I say if you go to the movies and want a decent comedy movie, go see it. It's not the piss-yourself-laughing comedy of "The Mask," but it's not the message-heavy semi-comedy of "Bruce Almighty" either. It's a nice little happy medium.
Enjoy.

Castlevania: Order of Ecclesia

The hardest Castlevania game in a long time, C:OoE is also the best released since Aria of Sorrow.
A unique system for weapons and spells, combined with a deviation from the traditional layout for "levels" and the first proper female protagonist in a Castlevania game make this game worth buying even disregarding the actual content.
At least, if you're a big fan of Castlevania.

If you aren't, the game is worthwhile because it's fun. Weird little side-quests assigned by quirky villagers, dialogue that probably wasn't written by a thirteen year old this time, a truly kick-ass musical score, graphics that belie its hand held vessel, and, most importantly, levels that present a genuine challenge whilst also providing the ability to complete the challenges, without grinding for experience for hours or hunting for some obscure key in an area four levels back; these elements all make the game worthwhile.

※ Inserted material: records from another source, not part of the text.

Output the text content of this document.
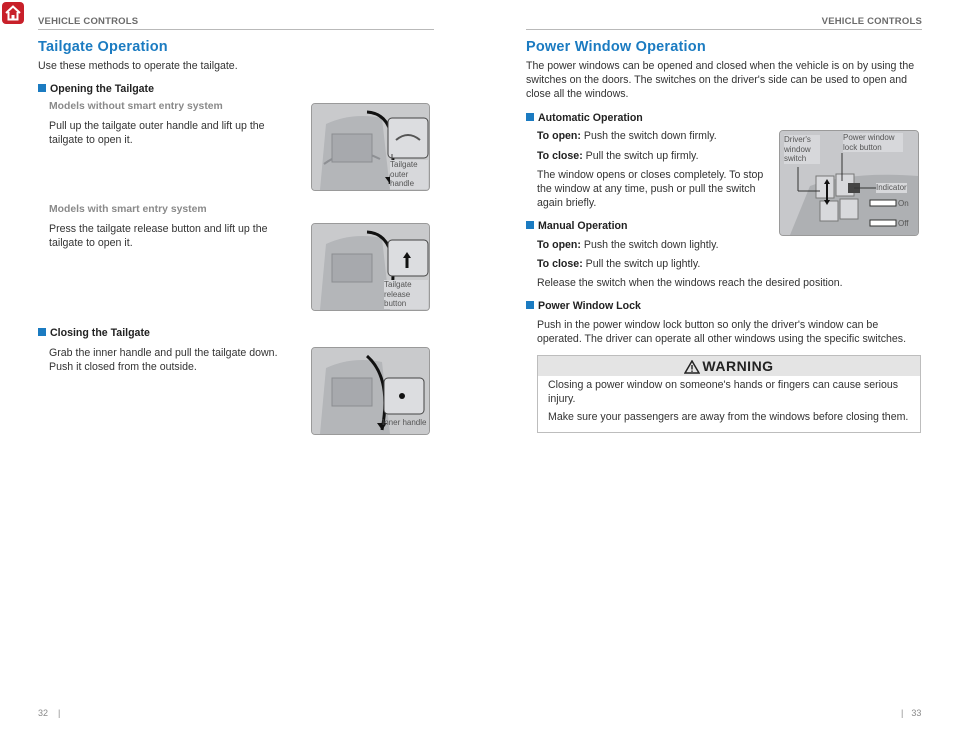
VEHICLE CONTROLS	VEHICLE CONTROLS
Tailgate Operation
Use these methods to operate the tailgate.
Opening the Tailgate
Models without smart entry system
Pull up the tailgate outer handle and lift up the tailgate to open it.
Tailgate
outer
handle
Models with smart entry system
Press the tailgate release button and lift up the tailgate to open it.
Tailgate
release
button
Closing the Tailgate
Grab the inner handle and pull the tailgate down. Push it closed from the outside.
Inner handle
32 |
Power Window Operation
The power windows can be opened and closed when the vehicle is on by using the switches on the doors. The switches on the driver's side can be used to open and close all the windows.
Automatic Operation
To open: Push the switch down firmly.
To close: Pull the switch up firmly.
The window opens or closes completely. To stop the window at any time, push or pull the switch again briefly.
Driver's
window
switch
Power window
lock button
Indicator
On
Off
Manual Operation
To open: Push the switch down lightly.
To close: Pull the switch up lightly.
Release the switch when the windows reach the desired position.
Power Window Lock
Push in the power window lock button so only the driver's window can be operated. The driver can operate all other windows using the specific switches.
WARNING
Closing a power window on someone's hands or fingers can cause serious injury.
Make sure your passengers are away from the windows before closing them.
| 33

Plus, a hot girl recommended it to me, so I figured it would be worth checking out.

9/10, Gentlemen.

Blogger

I approve. Spell Check doesn't feel the need to attempt to correct me when I use the British spellings of words. Thank you, Google, for being far more tolerant than Facebook.

End

That's it, friends!
Was it enjoyable for you? Because I have no intention of using this format again.
Hopefully you're all content with the others' reviews, because I probably won't post more frequently than once a fortnight, since I am so damn busy all the time.
Enjoy Life, Hombres.

-Captain Nigel








5 comments:

  1. In one entry you have almost reviewed more things than the rest of us combined. Jolly good show, sir.

    ReplyDelete
  2. I must say, this was a pretty good entry. I could hear music while I read it.

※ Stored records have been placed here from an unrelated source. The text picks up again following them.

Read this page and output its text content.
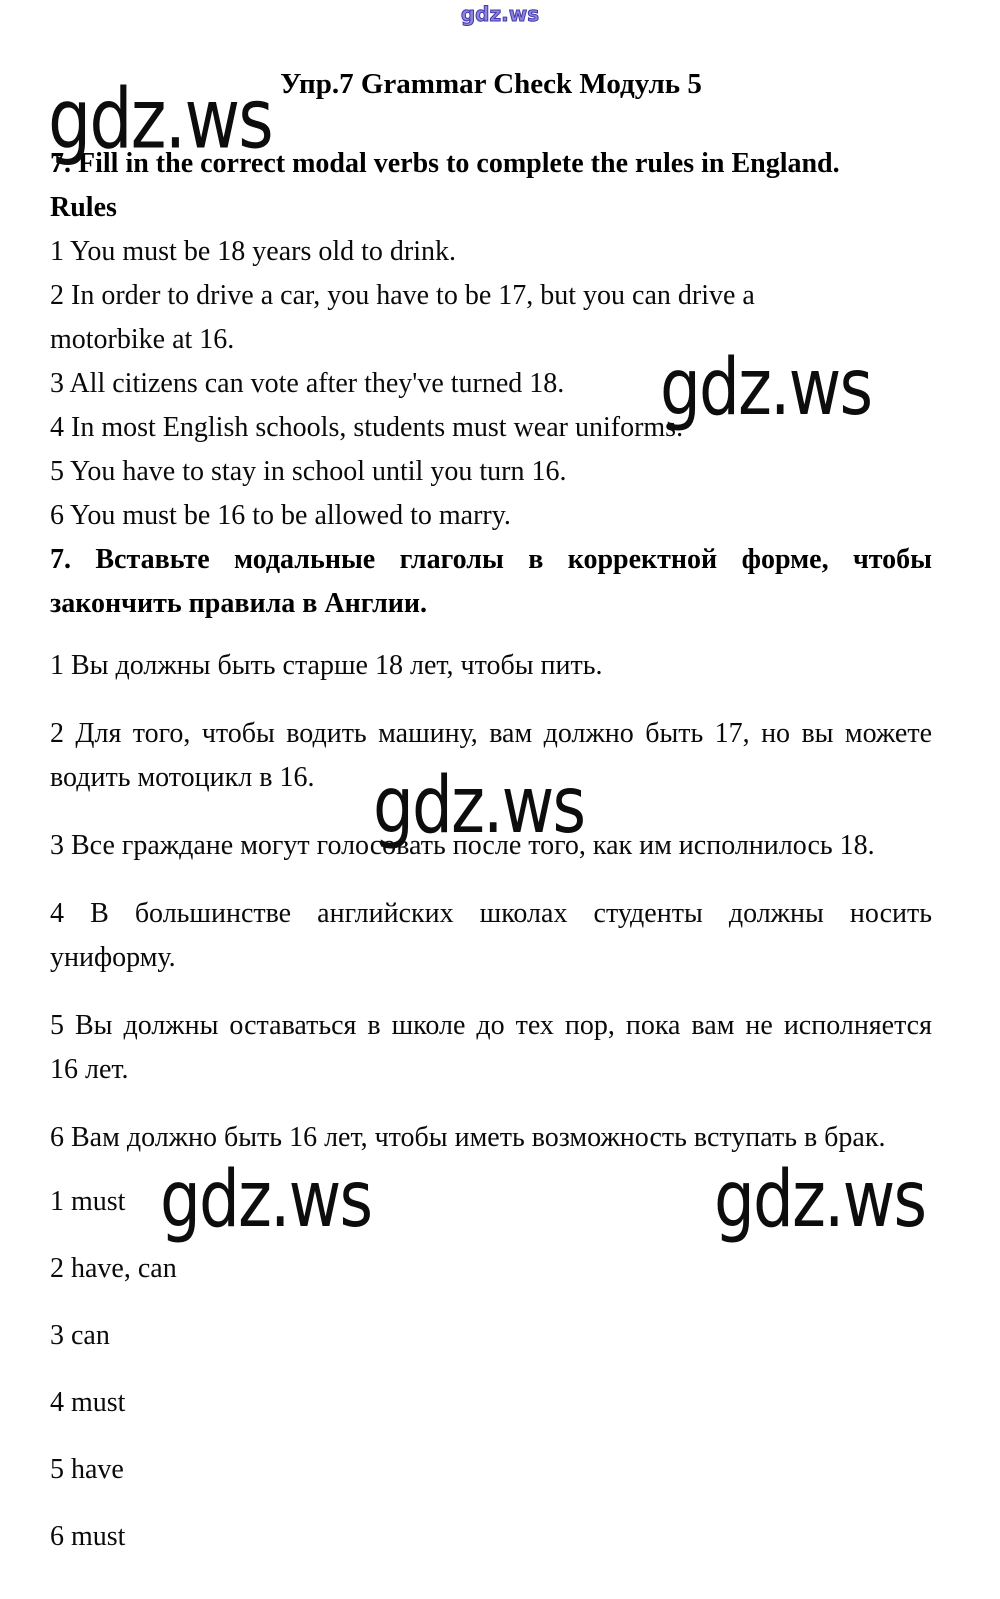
gdz.ws
gdz.ws
gdz.ws
gdz.ws
gdz.ws	gdz.ws
Упр.7 Grammar Check Модуль 5

7. Fill in the correct modal verbs to complete the rules in England.

Rules

1 You must be 18 years old to drink.

2 In order to drive a car, you have to be 17, but you can drive a
motorbike at 16.

3 All citizens can vote after they've turned 18.

4 In most English schools, students must wear uniforms.

5 You have to stay in school until you turn 16.

6 You must be 16 to be allowed to marry.

7. Вставьте модальные глаголы в корректной форме, чтобы
закончить правила в Англии.

1 Вы должны быть старше 18 лет, чтобы пить.

2 Для того, чтобы водить машину, вам должно быть 17, но вы можете
водить мотоцикл в 16.

3 Все граждане могут голосовать после того, как им исполнилось 18.

4 В большинстве английских школах студенты должны носить
униформу.

5 Вы должны оставаться в школе до тех пор, пока вам не исполняется
16 лет.

6 Вам должно быть 16 лет, чтобы иметь возможность вступать в брак.

1 must

2 have, can

3 can

4 must

5 have

6 must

    The Number 23 is my favorite Jim Carey movie.

    ReplyDelete
  3. I appreciate it, gentlemen. I was fairly distracted while writing, too, so the compliments are all the more welcome.

    ReplyDelete
  4. X-Mas is not a bastardization, actually. In the Greek language, Christ begins with the letter "x" thus making the use of X-Mas an abbreviation and not an x-ing out of Jesus, as some would have you believe. It's kind of like if when people render our savior's name as "J.C." or something. Same idea.

    ReplyDelete
  5. That though the case may be, Senor Krenzo, X-mas is NOW used by people to skirt around the fact that it's about Jesus.